Le gouvernement du Québec n’a pas répondu aux questions posées par le Daily Gleaner sur une période de trois jours cette semaine. En 2015, il avait annoncé qu’il finirait le projet de jumelage de 943 millions de dollars à l’intérieur de dix ans, couvrant presque 60 % du coût et Ottawa, le reste.

Le Conseil et l’Université du Nouveau-Brunswick ont demandé que soit effectuée la toute dernière étude avec l’aide de Kent Fellows, un chercheur de l’école des politiques publiques de l’Université de Calgary, qui a comparu devant des comités du Sénat à titre d’expert en économie du transport et en corridors commerciaux.     

Dans le cadre de cette étude, on s’est servi d’un modèle économique pour suggérer que l’usage de véhicules plus longs permettrait de réduire les coûts de livraison d’un bien échangé de 1,5 à 2,5 %. Si le court tronçon au Québec est finalement terminé, ces coûts plus bas représenteraient des gains économiques annuels de 1 à 1,78 milliard de dollars pour le Canada, ce qui comprend aussi 350 à 650 millions de dollars pour chacune des provinces du Nouveau-Brunswick et de la Nouvelle‑Écosse, et de 100 à 160 millions de dollars pour le Québec.    

Les possibilités d’affaires perdues ont convaincu les trois associations de camionnage de la région – Ontario, Québec et Canada atlantique – de signer une lettre commune destinée aux ministres du Transport fédéral et provinciaux pour faire avancer le projet de jumelage.

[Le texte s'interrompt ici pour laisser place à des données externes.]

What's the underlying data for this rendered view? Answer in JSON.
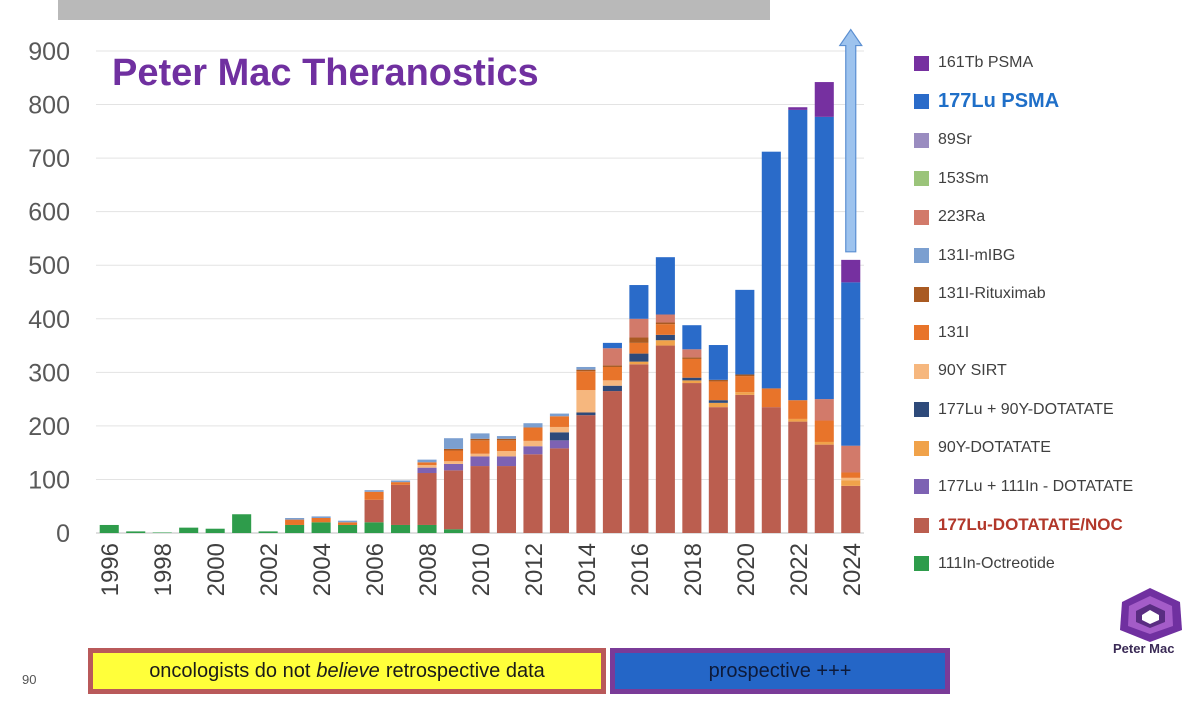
{
  "slide_number": "90",
  "logo": {
    "name": "Peter Mac",
    "colors": [
      "#7030a0",
      "#5a2d82",
      "#a45cc8"
    ]
  },
  "callouts": {
    "retro_prefix": "oncologists do not",
    "retro_emph": "believe",
    "retro_suffix": "retrospective data",
    "prospective": "prospective +++"
  },
  "chart_data": {
    "type": "bar",
    "stacked": true,
    "title": "Peter Mac Theranostics",
    "xlabel": "",
    "ylabel": "",
    "ylim": [
      0,
      900
    ],
    "yticks": [
      0,
      100,
      200,
      300,
      400,
      500,
      600,
      700,
      800,
      900
    ],
    "grid": true,
    "legend_position": "right",
    "categories": [
      "1996",
      "1997",
      "1998",
      "1999",
      "2000",
      "2001",
      "2002",
      "2003",
      "2004",
      "2005",
      "2006",
      "2007",
      "2008",
      "2009",
      "2010",
      "2011",
      "2012",
      "2013",
      "2014",
      "2015",
      "2016",
      "2017",
      "2018",
      "2019",
      "2020",
      "2021",
      "2022",
      "2023",
      "2024"
    ],
    "xtick_labels": [
      "1996",
      "",
      "1998",
      "",
      "2000",
      "",
      "2002",
      "",
      "2004",
      "",
      "2006",
      "",
      "2008",
      "",
      "2010",
      "",
      "2012",
      "",
      "2014",
      "",
      "2016",
      "",
      "2018",
      "",
      "2020",
      "",
      "2022",
      "",
      "2024"
    ],
    "arrow": {
      "category": "2024",
      "from": 525,
      "to": 940,
      "color": "#9dc3ee"
    },
    "series": [
      {
        "name": "111In-Octreotide",
        "color": "#2e9c4b",
        "values": [
          15,
          3,
          1,
          10,
          8,
          35,
          3,
          15,
          20,
          15,
          20,
          15,
          15,
          7,
          0,
          0,
          0,
          0,
          0,
          0,
          0,
          0,
          0,
          0,
          0,
          0,
          0,
          0,
          0
        ]
      },
      {
        "name": "177Lu-DOTATATE/NOC",
        "color": "#bb5e4f",
        "values": [
          0,
          0,
          0,
          0,
          0,
          0,
          0,
          0,
          0,
          0,
          42,
          75,
          97,
          110,
          125,
          125,
          147,
          158,
          220,
          265,
          315,
          350,
          280,
          235,
          258,
          235,
          208,
          165,
          88
        ]
      },
      {
        "name": "177Lu + 111In - DOTATATE",
        "color": "#7d62b3",
        "values": [
          0,
          0,
          0,
          0,
          0,
          0,
          0,
          0,
          0,
          0,
          0,
          0,
          10,
          12,
          18,
          18,
          15,
          15,
          0,
          0,
          0,
          0,
          0,
          0,
          0,
          0,
          0,
          0,
          0
        ]
      },
      {
        "name": "90Y-DOTATATE",
        "color": "#f0a24a",
        "values": [
          0,
          0,
          0,
          0,
          0,
          0,
          0,
          0,
          0,
          0,
          0,
          0,
          0,
          0,
          0,
          0,
          0,
          0,
          0,
          0,
          5,
          10,
          5,
          8,
          5,
          0,
          5,
          5,
          10
        ]
      },
      {
        "name": "177Lu + 90Y-DOTATATE",
        "color": "#2e4a7a",
        "values": [
          0,
          0,
          0,
          0,
          0,
          0,
          0,
          0,
          0,
          0,
          0,
          0,
          0,
          0,
          0,
          0,
          0,
          15,
          5,
          10,
          15,
          10,
          5,
          5,
          0,
          0,
          0,
          0,
          0
        ]
      },
      {
        "name": "90Y SIRT",
        "color": "#f6b77e",
        "values": [
          0,
          0,
          0,
          0,
          0,
          0,
          0,
          0,
          0,
          0,
          0,
          0,
          5,
          5,
          5,
          10,
          10,
          10,
          42,
          10,
          0,
          0,
          0,
          0,
          0,
          0,
          0,
          0,
          5
        ]
      },
      {
        "name": "131I",
        "color": "#e8742a",
        "values": [
          0,
          0,
          0,
          0,
          0,
          0,
          0,
          10,
          8,
          5,
          15,
          5,
          5,
          20,
          25,
          20,
          25,
          20,
          35,
          25,
          20,
          20,
          35,
          35,
          30,
          35,
          35,
          40,
          10
        ]
      },
      {
        "name": "131I-Rituximab",
        "color": "#a95a22",
        "values": [
          0,
          0,
          0,
          0,
          0,
          0,
          0,
          0,
          0,
          0,
          0,
          0,
          0,
          3,
          3,
          3,
          0,
          0,
          3,
          3,
          10,
          3,
          3,
          3,
          3,
          0,
          0,
          0,
          0
        ]
      },
      {
        "name": "131I-mIBG",
        "color": "#7b9fd0",
        "values": [
          0,
          0,
          0,
          0,
          0,
          0,
          0,
          3,
          3,
          3,
          3,
          3,
          5,
          20,
          10,
          5,
          8,
          5,
          5,
          0,
          0,
          0,
          0,
          0,
          0,
          0,
          0,
          0,
          0
        ]
      },
      {
        "name": "223Ra",
        "color": "#d27a6a",
        "values": [
          0,
          0,
          0,
          0,
          0,
          0,
          0,
          0,
          0,
          0,
          0,
          0,
          0,
          0,
          0,
          0,
          0,
          0,
          0,
          32,
          35,
          15,
          15,
          0,
          0,
          0,
          0,
          40,
          50
        ]
      },
      {
        "name": "153Sm",
        "color": "#9bc47a",
        "values": [
          0,
          0,
          0,
          0,
          0,
          0,
          0,
          0,
          0,
          0,
          0,
          0,
          0,
          0,
          0,
          0,
          0,
          0,
          0,
          0,
          0,
          0,
          0,
          0,
          0,
          0,
          0,
          0,
          0
        ]
      },
      {
        "name": "89Sr",
        "color": "#9a8cc0",
        "values": [
          0,
          0,
          0,
          0,
          0,
          0,
          0,
          0,
          0,
          0,
          0,
          0,
          0,
          0,
          0,
          0,
          0,
          0,
          0,
          0,
          0,
          0,
          0,
          0,
          0,
          0,
          0,
          0,
          0
        ]
      },
      {
        "name": "177Lu PSMA",
        "color": "#2a6bc9",
        "values": [
          0,
          0,
          0,
          0,
          0,
          0,
          0,
          0,
          0,
          0,
          0,
          0,
          0,
          0,
          0,
          0,
          0,
          0,
          0,
          10,
          63,
          107,
          45,
          65,
          158,
          442,
          542,
          527,
          305
        ]
      },
      {
        "name": "161Tb PSMA",
        "color": "#7630a0",
        "values": [
          0,
          0,
          0,
          0,
          0,
          0,
          0,
          0,
          0,
          0,
          0,
          0,
          0,
          0,
          0,
          0,
          0,
          0,
          0,
          0,
          0,
          0,
          0,
          0,
          0,
          0,
          5,
          65,
          42
        ]
      }
    ],
    "legend_order": [
      "161Tb PSMA",
      "177Lu PSMA",
      "89Sr",
      "153Sm",
      "223Ra",
      "131I-mIBG",
      "131I-Rituximab",
      "131I",
      "90Y SIRT",
      "177Lu + 90Y-DOTATATE",
      "90Y-DOTATATE",
      "177Lu + 111In - DOTATATE",
      "177Lu-DOTATATE/NOC",
      "111In-Octreotide"
    ],
    "legend_highlight": {
      "177Lu PSMA": "blue",
      "177Lu-DOTATATE/NOC": "red"
    }
  }
}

La Chambre de commerce du Canada a également cité ce projet comme l’une de ses principales priorités cette année.

« Notre route à quatre voies au Nouveau-Brunswick est en fait une ressource bloquée, affirme Mme O’Pray. Nous devons conserver ce projet à l’avant-scène. Il faut aussi que le nouveau gouvernement à Ottawa en reconnaisse l’importance. »

Cependant, M. Higgs ne croit pas que la lenteur des travaux devrait être imputée au gouvernement fédéral. Il fait remarquer qu’Ottawa suit l’exemple des gouvernements provinciaux, leur demandant de décider quels sont les projets routiers les plus importants.

« C’est au gouvernement du Québec de dire que ce projet est une priorité, ajoute le premier ministre. Pour qu’il en soit ainsi, le Nouveau-Brunswick doit non seulement faire pression, mais aussi les entreprises du Québec. »

Rédigé par John Chilibeck, cet article a tout d’abord paru dans le Telegraph-Journal le 9 novembre 2019.